Run python ./code/data/preprocess_mnms.py to:

  • split the original 4D data to 3D along the time axis;
  • crop and resize;
  • save to .npy;
  • generate the train/test splits (use labeled data for validation);
  • generate the labeled/unlabeled splits.

For all the pre-processing, you can comment out the functions corresponding to splits and use our pre-split files.

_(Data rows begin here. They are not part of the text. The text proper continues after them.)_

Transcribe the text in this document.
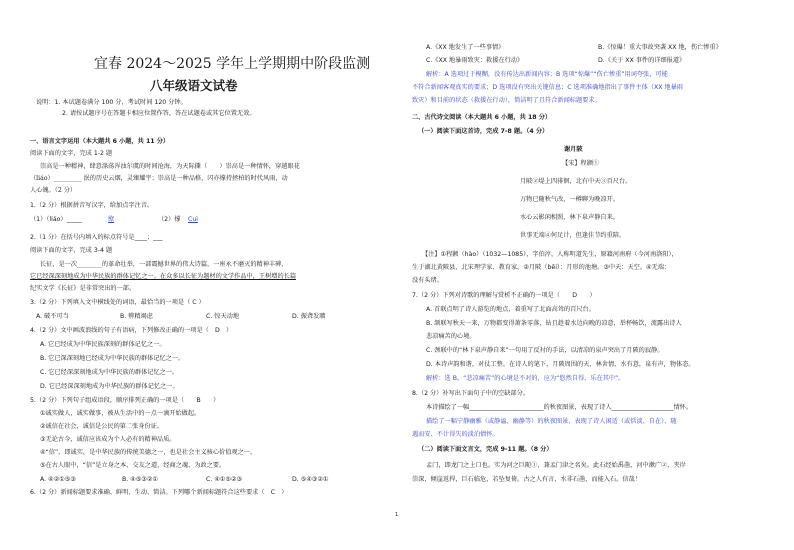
宜春 2024～2025 学年上学期期中阶段监测
八年级语文试卷
说明：1. 本试题卷满分 100 分，考试时间 120 分钟。
2. 请按试题序号在答题卡相应位置作答，答在试题卷或其它位置无效。
一、语言文字运用（本大题共 6 小题，共 11 分）
阅读下面的文字，完成 1-2 题
崇高是一种精神，肆意涤荡浑浊尔虞的时间沧海，为天际撕（　　）崇高是一种情怀，穿越眼花
（liáo）_________ 泯的历史云烟，灵臻耀宇；崇高是一种品格，闪亦撑持拯柏的时代风雨，动
人心魄。（2 分）
1.（2 分）根据拼音写汉字，给加点字注音。
（1）（liáo）_____	缭	（2）撑 Cuì
2.（1 分）在括号内填入的标点符号是____；___
阅读下面的文字，完成 3-4 题
长征，是一次________的革命壮举，一部震撼世界的伟大诗篇，一座永不磨灭的精神丰碑，
它已经深深刻地成为中华民族的群体记忆之一。在众多以长征为题材的文学作品中，王树增的长篇
纪实文学《长征》是非常突出的一部。
3.（2 分）下列填入文中横线处的词语，最恰当的一项是（ C ）
A. 破不可当	B. 辨精竭虑	C. 惊天动地	D. 振聋发聩
4.（2 分）文中画波浪线的句子有语病，下列修改正确的一项是（　D　）
A. 它已经成为中华民族深刻的群体记忆之一。
B. 它已深深刻地已经成为中华民族的群体记忆之一。
C. 它已经深深刻地成为中华民族的群体记忆之一。
D. 它已经深深刻地成为中华民族的群体记忆之一。
5.（2 分）下列句子组成语段，顺序排列正确的一项是（　　B　　）
①诚实做人，诚实做事，被从生活中的一点一滴开始做起。
②诚信在社会，诚信是公民的第二张身份证。
③无论古今，诚信应该成为个人必有的精神品质。
④“信”，即诚实，是中华民族的传统美德之一，也是社会主义核心价值观之一。
⑤在古人眼中，“信”是立身之本、交友之道、经商之魂、为政之要。
A. ④②①⑤③	B. ④⑤③②①	C. ④①⑤②③	D. ⑤④③②①
6.（2 分）新闻标题要求准确、鲜明、生动、简洁。下列哪个新闻标题符合这些要求（　C　）
A.《XX 地发生了一些事情》	B.《惊爆！重大事故突袭 XX 地，伤亡惨重》
C.《XX 地暴雨致灾：救援在行动》	D.《关于 XX 事件的详细报道》
解析：A 选项过于模糊，没有传达出新闻内容；B 选项“惊爆”“伤亡惨重”用词夸张，可能
不符合新闻客观真实的要求；D 选项没有突出关键信息；C 选项准确地指出了事件主体（XX 地暴雨
致灾）和目前的状态（救援在行动），简洁明了且符合新闻标题要求。
二、古代诗文阅读（本大题共 6 小题，共 18 分）
（一）阅读下面这首诗，完成 7-8 题。（4 分）
谢月陂
【宋】程颢①
月陂②堤上四徘徊，北有中天③百尺台。
万物已随秋气改，一樽聊为晚凉开。
水心云影闲相照，林下泉声静自来。
世事无端④何足计，但逢佳节约重陪。
【注】①程颢（hào）（1032—1085），字伯淳，人称明道先生，原籍河南府（今河南洛阳），
生于湖北黄陂县，北宋理学家、教育家。②月陂（bēi）：月形的池塘。③中天：天空。④无端：
没有头绪。
7.（2 分）下列对诗歌的理解与赏析不正确的一项是（　　D　　）
A. 首联点明了诗人游览的地点，着重写了北面高耸的百尺台。
B. 颔联写秋天一来，万物都变得萧条零落，钻且趁着水边向晚的凉意，举杯畅饮，流露出诗人
悲凉痛苦的心境。
C. 颈联中的“林下泉声静自来”一句用了反衬的手法，以清凉的泉声突出了月陂的寂静。
D. 本诗声韵和谐，对仗工整。在诗人的笔下，月陂周围的天，林舍情，水有意，泉有声，物体态。
解析：选 B，“悲凉痛苦”的心境是不对的，应为“悠然自得，乐在其中”。
8.（2 分）补写出下面句子中的空缺部分。
本诗描绘了一幅________________________的秋夜图景，表现了诗人____________________情怀。
描绘了一幅宁静幽雅（或静谧、幽静等）的秋夜图景，表现了诗人闲适（或恬淡、自在）、随
遇而安、不计得失的淡泊情怀。
（二）阅读下面文言文，完成 9-11 题。（8 分）
孟门，即龙门之上口也。实为河之巨阨①，兼孟门津之名矣。此石经始禹凿，河中漱广②，夹岸
崇深，倾崖返捍，巨石临危，若坠复倚。古之人有言，水非石凿，而能入石。信哉！
1
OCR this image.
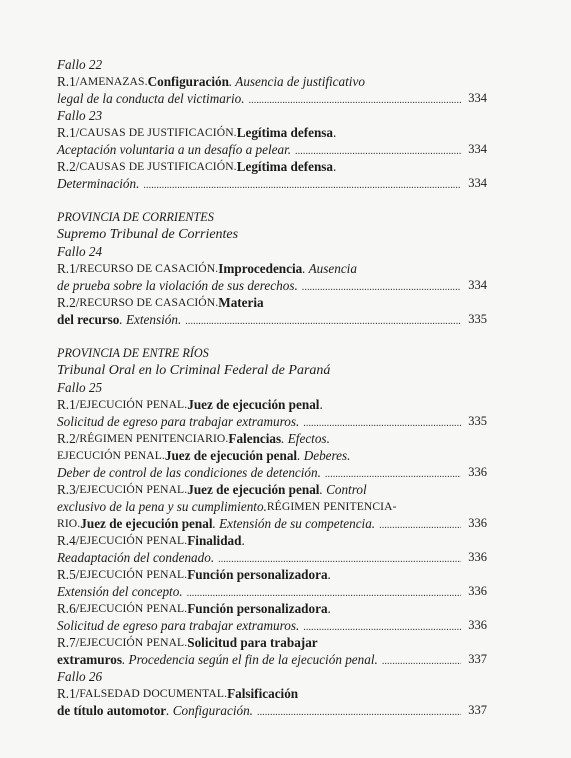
Fallo 22
R.1/ AMENAZAS. Configuración . Ausencia de justificativo
legal de la conducta del victimario. . . .	334
Fallo 23
R.1/ CAUSAS DE JUSTIFICACIÓN. Legítima defensa .
Aceptación voluntaria a un desafío a pelear. . . .	334
R.2/ CAUSAS DE JUSTIFICACIÓN. Legítima defensa .
Determinación. . . .	334
PROVINCIA DE CORRIENTES
Supremo Tribunal de Corrientes
Fallo 24
R.1/ RECURSO DE CASACIÓN. Improcedencia . Ausencia
de prueba sobre la violación de sus derechos. . . .	334
R.2/ RECURSO DE CASACIÓN. Materia
del recurso . Extensión. . . .	335
PROVINCIA DE ENTRE RÍOS
Tribunal Oral en lo Criminal Federal de Paraná
Fallo 25
R.1/ EJECUCIÓN PENAL. Juez de ejecución penal .
Solicitud de egreso para trabajar extramuros. . . .	335
R.2/ RÉGIMEN PENITENCIARIO. Falencias . Efectos.
EJECUCIÓN PENAL. Juez de ejecución penal . Deberes.
Deber de control de las condiciones de detención. . . .	336
R.3/ EJECUCIÓN PENAL. Juez de ejecución penal . Control
exclusivo de la pena y su cumplimiento. RÉGIMEN PENITENCIA-
RIO. Juez de ejecución penal . Extensión de su competencia. . . .	336
R.4/ EJECUCIÓN PENAL. Finalidad .
Readaptación del condenado. . . .	336
R.5/ EJECUCIÓN PENAL. Función personalizadora .
Extensión del concepto. . . .	336
R.6/ EJECUCIÓN PENAL. Función personalizadora .
Solicitud de egreso para trabajar extramuros. . . .	336
R.7/ EJECUCIÓN PENAL. Solicitud para trabajar
extramuros . Procedencia según el fin de la ejecución penal. . . .	337
Fallo 26
R.1/ FALSEDAD DOCUMENTAL. Falsificación
de título automotor . Configuración. . . .	337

Finally, you will get a file structure as follow:

.
├── Synapse_data
│   ├── npy
│   │   ├── <id>_image.npy
│   │   ├── <id>_label.npy
│   │   └── ...
│   └── split_txts
│       ├── labeled_0.2.txt
│       ├── unlabeled_0.2.txt
│       ├── train.txt
│       ├── eval.txt
│       ├── test.txt
│       └── ...
├── LA_data
│   └── ...
├── MMWHS_data
│   └── ...
└── MNMS_data
    └── ...

3. Training & Testing & Evaluating

🔥🔥 This codebase allows train, test, and evaluate on all the four settings using one single bash file. 🔥🔥

Run the following commands for training, testing and evaluating.

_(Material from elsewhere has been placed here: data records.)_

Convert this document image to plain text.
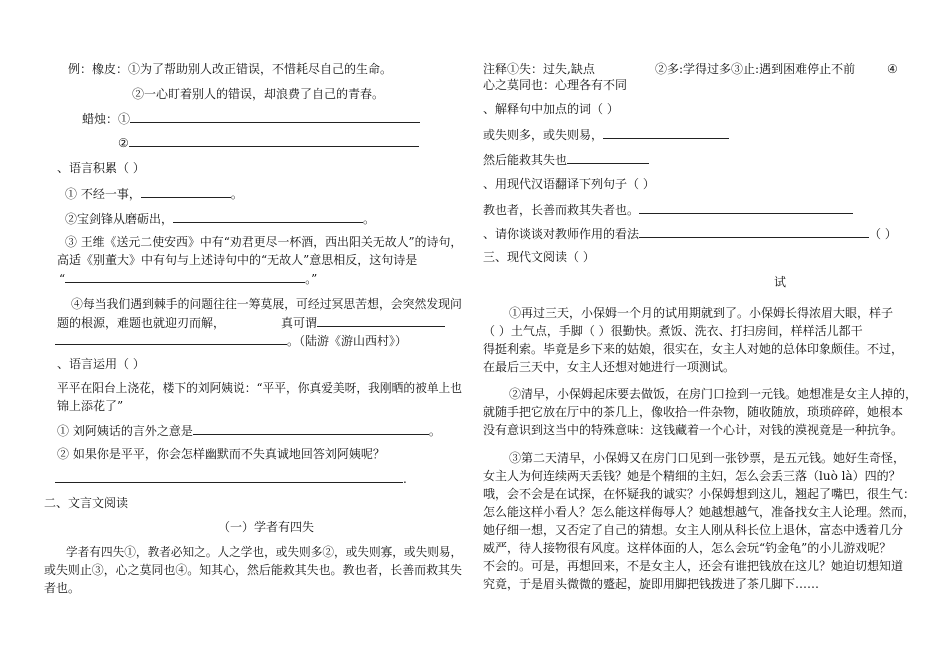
例：橡皮：①为了帮助别人改正错误，不惜耗尽自己的生命。
②一心盯着别人的错误，却浪费了自己的青春。
蜡烛：①
②
、语言积累（ ）
① 不经一事，	。
②宝剑锋从磨砺出，	。
③ 王维《送元二使安西》中有“劝君更尽一杯酒，西出阳关无故人”的诗句，
高适《别董大》中有句与上述诗句中的“无故人”意思相反，这句诗是
“	。”
④每当我们遇到棘手的问题往往一筹莫展，可经过冥思苦想，会突然发现问
题的根源，难题也就迎刃而解，	真可谓
。（陆游《游山西村》）
、语言运用（ ）
平平在阳台上浇花，楼下的刘阿姨说：“平平，你真爱美呀，我刚晒的被单上也
锦上添花了”
① 刘阿姨话的言外之意是	。
② 如果你是平平，你会怎样幽默而不失真诚地回答刘阿姨呢？
.
二、文言文阅读
（一）学者有四失
学者有四失①，教者必知之。人之学也，或失则多②，或失则寡，或失则易，
或失则止③，心之莫同也④。知其心，然后能救其失也。教也者，长善而救其失
者也。
注释①失：过失,缺点	②多:学得过多③止:遇到困难停止不前	④
心之莫同也：心理各有不同
、解释句中加点的词（ ）
或失则多，或失则易，
然后能救其失也
、用现代汉语翻译下列句子（ ）
教也者，长善而救其失者也。
、请你谈谈对教师作用的看法	（ ）
三、现代文阅读（ ）
试
①再过三天，小保姆一个月的试用期就到了。小保姆长得浓眉大眼，样子
（ ）土气点，手脚（ ）很勤快。煮饭、洗衣、打扫房间，样样活儿都干
得挺利索。毕竟是乡下来的姑娘，很实在，女主人对她的总体印象颇佳。不过，
在最后三天中，女主人还想对她进行一项测试。
②清早，小保姆起床要去做饭，在房门口捡到一元钱。她想准是女主人掉的，
就随手把它放在厅中的茶几上，像收拾一件杂物，随收随放，琐琐碎碎，她根本
没有意识到这当中的特殊意味：这钱藏着一个心计，对钱的漠视竟是一种抗争。
③第二天清早，小保姆又在房门口见到一张钞票，是五元钱。她好生奇怪，
女主人为何连续两天丢钱？她是个精细的主妇，怎么会丢三落（luò là）四的？
哦，会不会是在试探，在怀疑我的诚实？小保姆想到这儿，翘起了嘴巴，很生气：
怎么能这样小看人？怎么能这样侮辱人？她越想越气，准备找女主人论理。然而，
她仔细一想，又否定了自己的猜想。女主人刚从科长位上退休，富态中透着几分
威严，待人接物很有风度。这样体面的人，怎么会玩“钓金龟”的小儿游戏呢？
不会的。可是，再想回来，不是女主人，还会有谁把钱放在这儿？她迫切想知道
究竟，于是眉头微微的蹙起，旋即用脚把钱拨进了茶几脚下……
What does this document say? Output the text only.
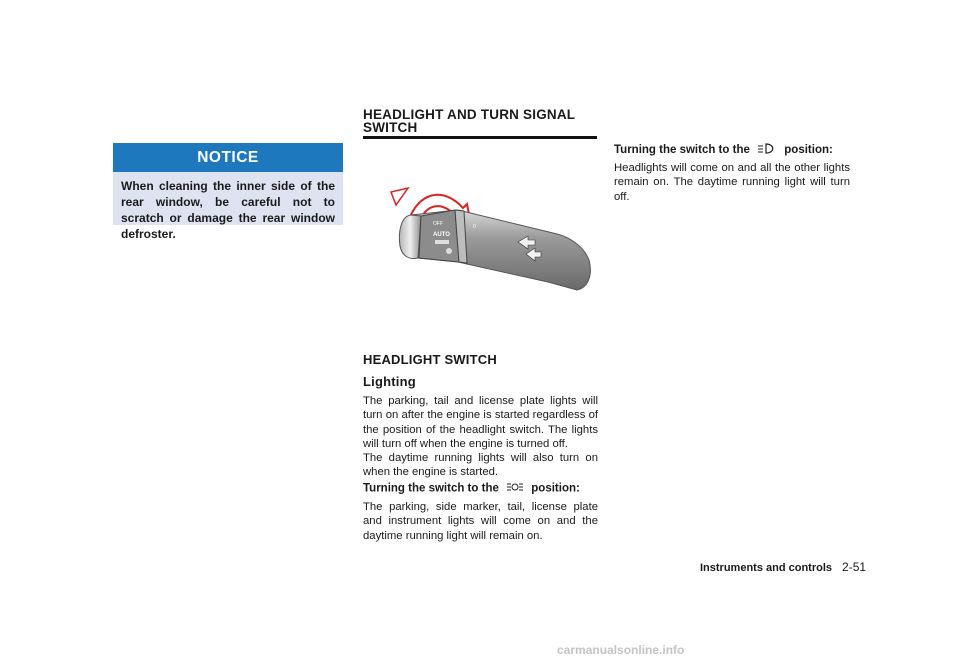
NOTICE
When cleaning the inner side of the rear window, be careful not to scratch or damage the rear window defroster.
HEADLIGHT AND TURN SIGNAL SWITCH
OFF
AUTO
0
HEADLIGHT SWITCH
Lighting
The parking, tail and license plate lights will turn on after the engine is started regardless of the position of the headlight switch. The lights will turn off when the engine is turned off.
The daytime running lights will also turn on when the engine is started.
Turning the switch to the	position:
The parking, side marker, tail, license plate and instrument lights will come on and the daytime running light will remain on.
Turning the switch to the	position:
Headlights will come on and all the other lights remain on. The daytime running light will turn off.
Instruments and controls 2-51
carmanualsonline.info
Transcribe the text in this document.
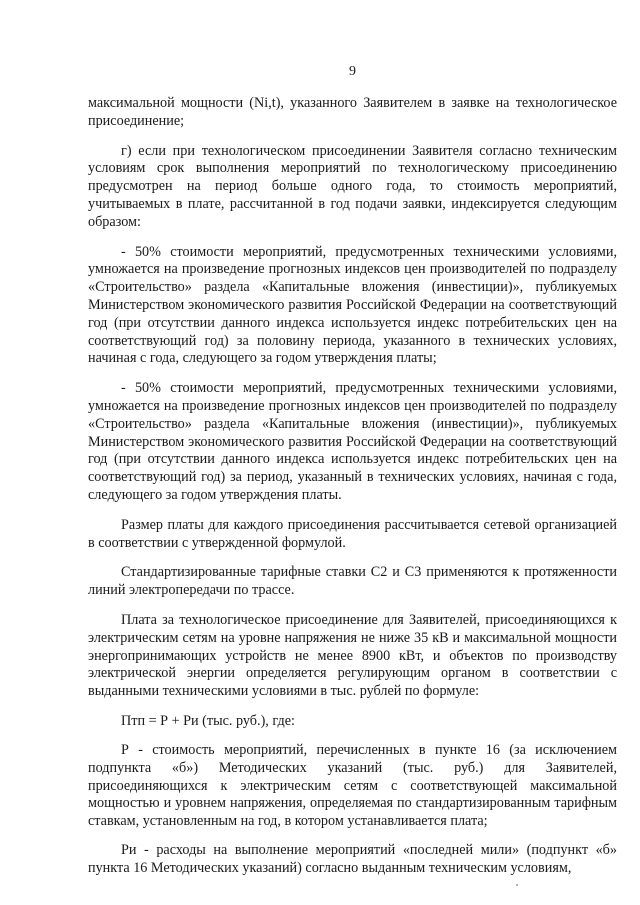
9

максимальной мощности (Ni,t), указанного Заявителем в заявке на технологическое присоединение;

г) если при технологическом присоединении Заявителя согласно техническим условиям срок выполнения мероприятий по технологическому присоединению предусмотрен на период больше одного года, то стоимость мероприятий, учитываемых в плате, рассчитанной в год подачи заявки, индексируется следующим образом:

- 50% стоимости мероприятий, предусмотренных техническими условиями, умножается на произведение прогнозных индексов цен производителей по подразделу «Строительство» раздела «Капитальные вложения (инвестиции)», публикуемых Министерством экономического развития Российской Федерации на соответствующий год (при отсутствии данного индекса используется индекс потребительских цен на соответствующий год) за половину периода, указанного в технических условиях, начиная с года, следующего за годом утверждения платы;

- 50% стоимости мероприятий, предусмотренных техническими условиями, умножается на произведение прогнозных индексов цен производителей по подразделу «Строительство» раздела «Капитальные вложения (инвестиции)», публикуемых Министерством экономического развития Российской Федерации на соответствующий год (при отсутствии данного индекса используется индекс потребительских цен на соответствующий год) за период, указанный в технических условиях, начиная с года, следующего за годом утверждения платы.

Размер платы для каждого присоединения рассчитывается сетевой организацией в соответствии с утвержденной формулой.

Стандартизированные тарифные ставки С2 и С3 применяются к протяженности линий электропередачи по трассе.

Плата за технологическое присоединение для Заявителей, присоединяющихся к электрическим сетям на уровне напряжения не ниже 35 кВ и максимальной мощности энергопринимающих устройств не менее 8900 кВт, и объектов по производству электрической энергии определяется регулирующим органом в соответствии с выданными техническими условиями в тыс. рублей по формуле:

Птп = Р + Ри (тыс. руб.), где:

Р - стоимость мероприятий, перечисленных в пункте 16 (за исключением подпункта «б») Методических указаний (тыс. руб.) для Заявителей, присоединяющихся к электрическим сетям с соответствующей максимальной мощностью и уровнем напряжения, определяемая по стандартизированным тарифным ставкам, установленным на год, в котором устанавливается плата;

Ри - расходы на выполнение мероприятий «последней мили» (подпункт «б» пункта 16 Методических указаний) согласно выданным техническим условиям,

bash train.sh -c 0 -e diffusion -t <task> -i '' -l 1e-2 -w 10 -n 300 -d true 

Parameters:

-c: use which gpu to train

-e: use which training script, can be diffusion for train_diffusion.py, or diffusion_2d for train_diffusion_2d.py

-t: switch to different tasks:
          For SSL on 5% labeled LA dataset: la_0.05
          For IBSSL on 20% labeled Synapse dataset: synapse_0.2
          For UDA on MMWHS dataset: mmwhs_ct2mr for labeled CT and unlabeled MR, mmwhs_mr2ct in opposite
          For SemiDG on M&Ms dataset, 2% labeled B,C,D -> A setting: mnms_A_0.02; 5% labeled A,B,C -> D setting: mnms_D_0.05

-i: name of current experiment, can be whatever you like

-l: learning rate

-w: weight of unsupervised loss

-n: max epochs

-d: whether to train, if true, training -> testing -> evaluating; if false, testing -> evaluating

4. Results & Model Weights


🌟🌟 All trained model weights can be downloaded from this link. 🌟🌟


Put the logs directory under the root directory of this repo and set -d False, then you can test and evaluate the models.

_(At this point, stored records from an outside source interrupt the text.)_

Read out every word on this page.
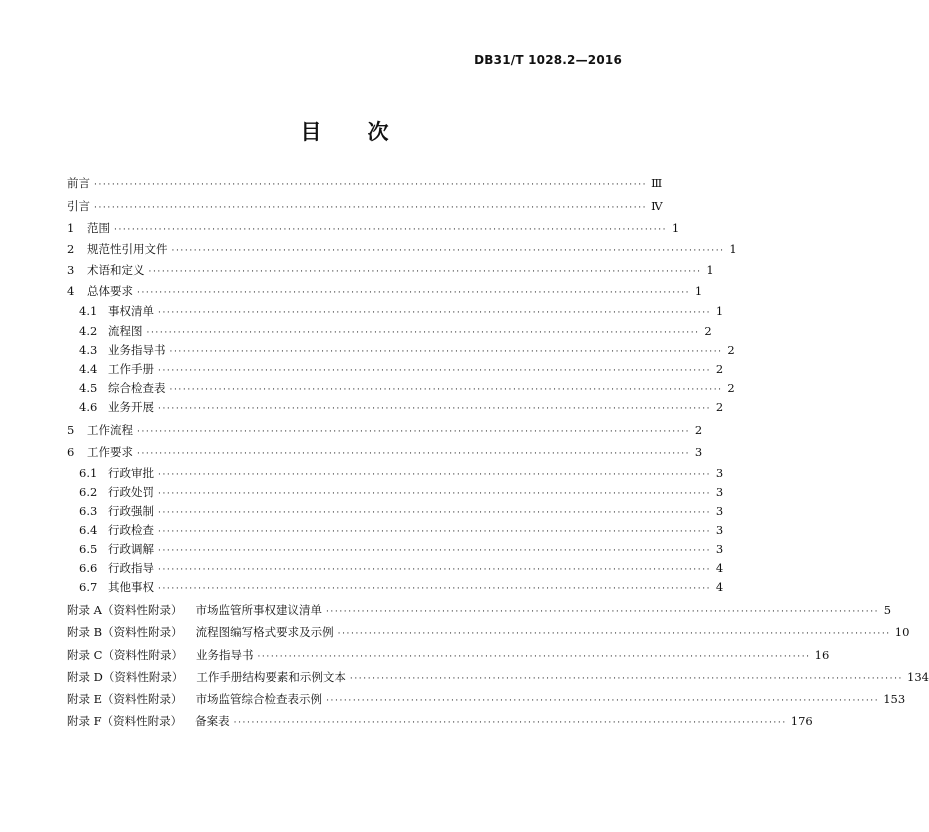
DB31/T 1028.2—2016
目 次
前言 ···························································································································· Ⅲ
引言 ···························································································································· Ⅳ
1 范围 ···························································································································· 1
2 规范性引用文件 ···························································································································· 1
3 术语和定义 ···························································································································· 1
4 总体要求 ···························································································································· 1
4.1 事权清单 ···························································································································· 1
4.2 流程图 ···························································································································· 2
4.3 业务指导书 ···························································································································· 2
4.4 工作手册 ···························································································································· 2
4.5 综合检查表 ···························································································································· 2
4.6 业务开展 ···························································································································· 2
5 工作流程 ···························································································································· 2
6 工作要求 ···························································································································· 3
6.1 行政审批 ···························································································································· 3
6.2 行政处罚 ···························································································································· 3
6.3 行政强制 ···························································································································· 3
6.4 行政检查 ···························································································································· 3
6.5 行政调解 ···························································································································· 3
6.6 行政指导 ···························································································································· 4
6.7 其他事权 ···························································································································· 4
附录 A（资料性附录） 市场监管所事权建议清单 ···························································································································· 5
附录 B（资料性附录） 流程图编写格式要求及示例 ···························································································································· 10
附录 C（资料性附录） 业务指导书 ···························································································································· 16
附录 D（资料性附录） 工作手册结构要素和示例文本 ···························································································································· 134
附录 E（资料性附录） 市场监管综合检查表示例 ···························································································································· 153
附录 F（资料性附录） 备案表 ···························································································································· 176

4.1 Imbalance SSL on Synapse dataset

Result_IBSSL.png

4.2 SSL on LASeg dataset & UDA on MMWHS dataset

Result_SSL_UDA.png

4.3 SemiDG on M&Ms dataset

Result_SemiDG.png

Citations

If this code is helpful for your study, please cite:

@inproceedings{wang2023towards,
  title={Towards Generic Semi-Supervised Framework for Volumetric Medical Image Segmentation},
  author={Wang, Haonan and Li, Xiaomeng},
  booktitle={Thirty-seventh Conference on Neural Information Processing Systems},
  year={2023}
}

Contact

Haonan Wang (hwanggr@connect.ust.hk)

License

This repository is released under MIT License.